Line calls in pickleball

In pickleball, line calls play a crucial role in determining whether a ball is considered “in” or “out.” The rules surrounding line calls ensure fair and accurate play on the court.

During the serve in pickleball, the ball must clear the net and land within the boundaries of the correct court. If the ball contacts any part of the centerline, sideline, or baseline, including the lines themselves, it is considered “in.” However, if the ball lands inside the non-volley zone, on the kitchen line, or outside the bounds of the court, it is deemed “out.”

When the ball is in play during a rally, it is important for players to make accurate line calls. If the ball lands outside of the lines on the court, it is considered “out.” Players must be vigilant and honest in their line calls to ensure fair play and sportsmanship.

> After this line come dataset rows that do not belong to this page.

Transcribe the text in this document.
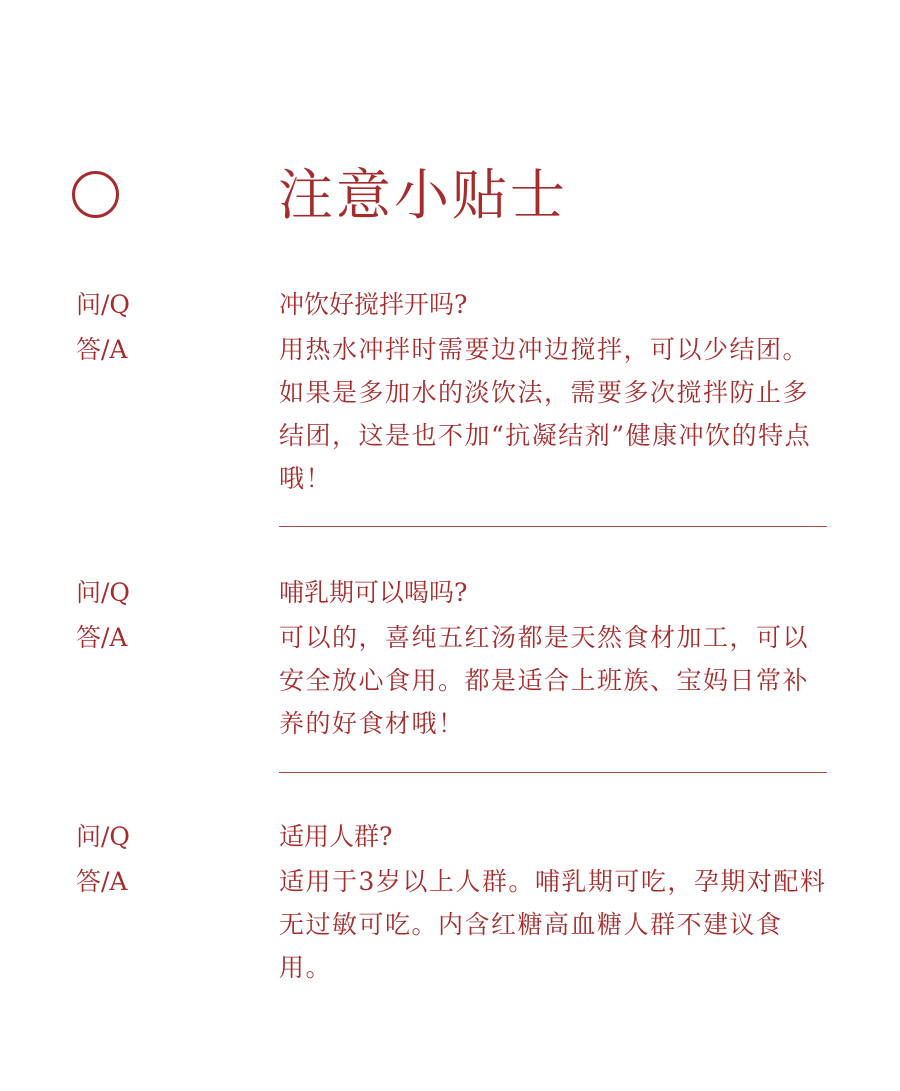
注意小贴士
问/Q
答/A
冲饮好搅拌开吗?
用热水冲拌时需要边冲边搅拌，可以少结团。如果是多加水的淡饮法，需要多次搅拌防止多结团，这是也不加“抗凝结剂”健康冲饮的特点哦！
问/Q
答/A
哺乳期可以喝吗?
可以的，喜纯五红汤都是天然食材加工，可以安全放心食用。都是适合上班族、宝妈日常补养的好食材哦！
问/Q
答/A
适用人群?
适用于3岁以上人群。哺乳期可吃，孕期对配料无过敏可吃。内含红糖高血糖人群不建议食用。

Line calls can sometimes be contentious in pickleball, as players may have differing perspectives on where the ball landed. Clear communication and mutual respect among players are essential in resolving any disputes that may arise regarding line calls.

Key takeaways

  • Understanding the rules is crucial for enjoying and confidently playing pickleball.
  • Pickleball is played with a light, perforated ball and a paddle larger than a table tennis racquet.
  • The court is 44 feet long and 20 feet wide, divided by a net that is 36 inches high at the posts and 34 inches at the center.
  • Games typically play to 11 points, requiring a win by 2 points, with alternate formats going to 15 or 21 points.
  • The serve must be underhand, below the waist, with contact below the wrist, and diagonally across the court.
  • Only the serving team can score points, adhering to traditional side-out scoring rules.
  • The serving sequence in doubles starts with the right-side player, rotating after each side-out.
  • The two-bounce rule requires the ball to bounce once on each side before volleys are allowed, promoting extended rallies.
  • The non-volley zone, or “kitchen,” restricts players from volleying within its 7-foot boundary near the net.
  • Line calls are critical for fair play, with clear rules on when a ball is “in” or “out” based on its landing on the court’s lines.